Department of Clinical Research, NHO, National Epilepsy Center, Shizuoka Institute of Epilepsy and Neurological Disorders.
Department of Clinical Pharmaceutics, Graduate School of Pharmaceutical Sciences, University of Shizuoka; and.
Ther Drug Monit. 2020 Apr;42(2):302-308. doi: 10.1097/FTD.0000000000000676.
Stiripentol is a strong inhibitor of CYP2C19 and CYP3A4. This study compared the effect of stiripentol on the pharmacokinetics of clobazam and N-desmethyl-clobazam (NCLB; an active metabolite of clobazam) between different CYP2C19 phenotypes. We also evaluated the clinical impact of CYP2C19 phenotypes in Japanese patients with Dravet syndrome receiving a combination of valproic acid, clobazam, and stiripentol.
We retrospectively reviewed 241 blood samples from 64 patients (aged 1-40 years) and calculated the concentration/dose (CD) ratio [serum level (ng/mL) divided by dose (mg/kg)] for clobazam and NCLB. Based on their CYP2C19 genotypes, patients were classified as extensive metabolizers (EM group: CYP2C19*1/*1, *1/*2, or *1/3) or poor metabolizers (PM group: CYP2C192/*2, *3/*3, or *2/*3). We also reviewed the clinical records of 56 patients who commenced stiripentol therapy and calculated the retention rate for stiripentol therapy over an observation period of 208 weeks.
Concomitant administration of stiripentol led to a marked increase in the CD ratio of clobazam (1.8-fold in the EM group and 1.5-fold in the PM group). In addition, stiripentol increased the CD ratio of NCLB by 6.6-fold in the EM group, but decreased it by 0.7-fold in the PM group. The estimated retention rate with stiripentol therapy was higher, and the duration of retention was longer in the EM group than in the PM group (1378 versus 933 days, P < 0.001). In patients with the PM phenotype, the adjusted hazard ratio for ceasing stiripentol therapy was 6.7 (95% confidence interval: 1.8-24.7, P < 0.005).
The effect of stiripentol on the pharmacokinetics of NCLB was significantly different between patients with the EM and PM phenotypes, which could influence the clinical response of Japanese patients with Dravet syndrome receiving the combination of valproic acid, clobazam, and stiripentol.
斯替戊醇是 CYP2C19 和 CYP3A4 的强抑制剂。本研究比较了斯替戊醇对不同 CYP2C19 表型的氯巴占及其 N-去甲基氯巴占(氯巴占的活性代谢物,NCLB)药代动力学的影响。我们还评估了 CYP2C19 表型对日本 Dravet 综合征患者接受丙戊酸、氯巴占和斯替戊醇联合治疗的临床影响。

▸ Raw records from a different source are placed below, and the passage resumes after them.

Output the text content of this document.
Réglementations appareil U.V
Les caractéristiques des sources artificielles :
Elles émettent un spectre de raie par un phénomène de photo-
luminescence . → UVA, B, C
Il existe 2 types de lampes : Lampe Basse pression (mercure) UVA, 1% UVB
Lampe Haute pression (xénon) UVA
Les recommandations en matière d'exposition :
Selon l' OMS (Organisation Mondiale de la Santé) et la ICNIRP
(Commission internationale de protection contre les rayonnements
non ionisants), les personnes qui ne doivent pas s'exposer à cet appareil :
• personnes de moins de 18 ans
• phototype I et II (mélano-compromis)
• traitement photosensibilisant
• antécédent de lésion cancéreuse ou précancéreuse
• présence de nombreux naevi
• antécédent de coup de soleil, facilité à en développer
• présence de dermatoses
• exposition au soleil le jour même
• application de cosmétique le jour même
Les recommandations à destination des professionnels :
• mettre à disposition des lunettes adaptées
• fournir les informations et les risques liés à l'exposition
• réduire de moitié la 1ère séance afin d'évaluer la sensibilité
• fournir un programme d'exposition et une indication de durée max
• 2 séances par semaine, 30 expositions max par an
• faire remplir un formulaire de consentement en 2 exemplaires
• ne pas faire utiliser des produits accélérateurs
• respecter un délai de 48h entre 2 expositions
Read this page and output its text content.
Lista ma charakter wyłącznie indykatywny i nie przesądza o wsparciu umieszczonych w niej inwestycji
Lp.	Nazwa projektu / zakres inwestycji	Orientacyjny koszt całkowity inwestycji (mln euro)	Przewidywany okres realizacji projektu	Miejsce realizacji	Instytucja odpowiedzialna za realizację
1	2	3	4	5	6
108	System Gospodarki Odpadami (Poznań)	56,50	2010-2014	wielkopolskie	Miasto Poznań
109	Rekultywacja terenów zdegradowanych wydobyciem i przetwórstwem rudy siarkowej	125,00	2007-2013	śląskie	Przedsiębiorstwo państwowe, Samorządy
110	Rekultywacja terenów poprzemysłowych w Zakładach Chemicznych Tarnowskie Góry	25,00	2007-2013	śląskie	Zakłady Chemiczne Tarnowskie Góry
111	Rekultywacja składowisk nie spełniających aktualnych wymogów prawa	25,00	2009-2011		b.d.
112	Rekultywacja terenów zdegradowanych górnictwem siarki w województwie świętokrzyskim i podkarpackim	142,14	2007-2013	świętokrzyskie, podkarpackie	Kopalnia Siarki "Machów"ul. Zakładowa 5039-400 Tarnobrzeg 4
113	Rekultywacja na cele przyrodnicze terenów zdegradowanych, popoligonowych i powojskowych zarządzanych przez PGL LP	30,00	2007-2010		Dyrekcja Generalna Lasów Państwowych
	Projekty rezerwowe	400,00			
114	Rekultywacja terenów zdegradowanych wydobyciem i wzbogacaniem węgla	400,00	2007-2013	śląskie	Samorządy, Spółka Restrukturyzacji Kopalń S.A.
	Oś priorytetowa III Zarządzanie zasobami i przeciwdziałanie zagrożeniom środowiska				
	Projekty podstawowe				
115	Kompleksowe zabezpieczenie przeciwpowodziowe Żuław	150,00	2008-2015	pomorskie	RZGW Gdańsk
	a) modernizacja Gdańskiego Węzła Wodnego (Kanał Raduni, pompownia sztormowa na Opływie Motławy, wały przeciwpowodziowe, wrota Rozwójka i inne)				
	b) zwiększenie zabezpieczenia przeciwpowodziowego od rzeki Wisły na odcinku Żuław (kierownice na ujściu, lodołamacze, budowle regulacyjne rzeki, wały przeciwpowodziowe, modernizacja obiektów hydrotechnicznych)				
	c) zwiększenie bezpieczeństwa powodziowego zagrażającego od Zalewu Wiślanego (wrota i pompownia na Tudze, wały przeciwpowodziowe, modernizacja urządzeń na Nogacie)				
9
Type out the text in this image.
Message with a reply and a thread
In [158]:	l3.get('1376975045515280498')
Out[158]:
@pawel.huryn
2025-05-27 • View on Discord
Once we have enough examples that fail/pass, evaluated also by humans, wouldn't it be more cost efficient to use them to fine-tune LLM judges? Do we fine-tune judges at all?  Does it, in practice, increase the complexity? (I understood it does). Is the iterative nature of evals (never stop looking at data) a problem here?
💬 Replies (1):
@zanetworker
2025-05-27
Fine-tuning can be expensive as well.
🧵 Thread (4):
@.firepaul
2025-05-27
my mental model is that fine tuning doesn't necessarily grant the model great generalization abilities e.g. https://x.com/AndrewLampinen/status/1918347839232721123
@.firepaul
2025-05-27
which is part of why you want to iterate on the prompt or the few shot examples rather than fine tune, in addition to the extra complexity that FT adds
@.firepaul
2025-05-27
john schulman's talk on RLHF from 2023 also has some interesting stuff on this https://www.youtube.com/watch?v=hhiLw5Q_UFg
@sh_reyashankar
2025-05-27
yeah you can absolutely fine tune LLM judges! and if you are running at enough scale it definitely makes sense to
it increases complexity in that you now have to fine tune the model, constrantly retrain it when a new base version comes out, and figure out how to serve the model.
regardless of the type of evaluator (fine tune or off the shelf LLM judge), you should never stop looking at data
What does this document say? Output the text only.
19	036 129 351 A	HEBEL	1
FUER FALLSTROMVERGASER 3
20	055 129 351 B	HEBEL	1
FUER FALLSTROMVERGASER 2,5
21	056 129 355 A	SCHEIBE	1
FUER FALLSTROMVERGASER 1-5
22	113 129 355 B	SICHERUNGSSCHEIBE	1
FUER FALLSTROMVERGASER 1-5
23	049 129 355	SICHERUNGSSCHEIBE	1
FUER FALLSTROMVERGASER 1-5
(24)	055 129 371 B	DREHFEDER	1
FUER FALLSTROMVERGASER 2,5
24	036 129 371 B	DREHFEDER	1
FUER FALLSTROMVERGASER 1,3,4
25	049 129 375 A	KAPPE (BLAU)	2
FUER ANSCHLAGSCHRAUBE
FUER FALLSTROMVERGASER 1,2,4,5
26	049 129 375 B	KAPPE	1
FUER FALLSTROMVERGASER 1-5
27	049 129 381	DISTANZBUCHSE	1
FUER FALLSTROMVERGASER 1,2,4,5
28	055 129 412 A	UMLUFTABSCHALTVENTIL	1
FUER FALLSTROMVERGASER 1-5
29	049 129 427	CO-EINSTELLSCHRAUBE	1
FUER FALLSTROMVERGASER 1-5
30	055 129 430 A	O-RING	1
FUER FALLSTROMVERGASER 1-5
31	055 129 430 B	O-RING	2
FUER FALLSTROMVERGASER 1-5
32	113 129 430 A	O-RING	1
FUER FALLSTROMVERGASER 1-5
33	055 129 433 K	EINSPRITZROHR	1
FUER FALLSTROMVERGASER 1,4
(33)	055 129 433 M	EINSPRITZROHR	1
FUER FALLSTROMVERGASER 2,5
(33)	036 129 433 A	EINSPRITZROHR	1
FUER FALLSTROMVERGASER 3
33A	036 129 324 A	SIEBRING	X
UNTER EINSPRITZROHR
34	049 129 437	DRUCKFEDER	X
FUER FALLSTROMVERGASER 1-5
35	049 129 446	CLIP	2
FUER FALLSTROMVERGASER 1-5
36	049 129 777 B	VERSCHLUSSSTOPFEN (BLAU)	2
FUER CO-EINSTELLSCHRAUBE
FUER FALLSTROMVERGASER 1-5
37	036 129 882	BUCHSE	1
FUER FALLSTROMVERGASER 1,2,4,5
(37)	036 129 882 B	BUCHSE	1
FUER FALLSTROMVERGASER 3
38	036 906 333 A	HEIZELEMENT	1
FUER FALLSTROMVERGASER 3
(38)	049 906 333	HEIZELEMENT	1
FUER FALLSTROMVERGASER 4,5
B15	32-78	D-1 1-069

我们回顾性分析了 64 例(年龄 1-40 岁)患者的 241 份血样,并计算了氯巴占和 NCLB 的浓度/剂量(CD)比值[血清水平(ng/mL)除以剂量(mg/kg)]。根据 CYP2C19 基因型,患者分为广泛代谢者(EM 组:CYP2C19*1/*1、*1/2 或1/3)或弱代谢者(PM 组:CYP2C192/*2、*3/3 或2/*3)。我们还回顾了 56 例开始斯替戊醇治疗的患者的临床记录,并计算了观察 208 周期间斯替戊醇治疗的保留率。
同时给予斯替戊醇可使氯巴占的 CD 比值显著升高(EM 组 1.8 倍,PM 组 1.5 倍)。此外,斯替戊醇使 EM 组的 NCLB 的 CD 比值增加了 6.6 倍,但在 PM 组中降低了 0.7 倍。EM 组的估计保留率更高,保留时间也更长(1378 天 vs 933 天,P<0.001)。在 PM 表型患者中,停止斯替戊醇治疗的调整后危险比为 6.7(95%置信区间:1.8-24.7,P<0.005)。
斯替戊醇对 EM 和 PM 表型患者 NCLB 药代动力学的影响有显著差异,这可能影响接受丙戊酸、氯巴占和斯替戊醇联合治疗的日本 Dravet 综合征患者的临床反应。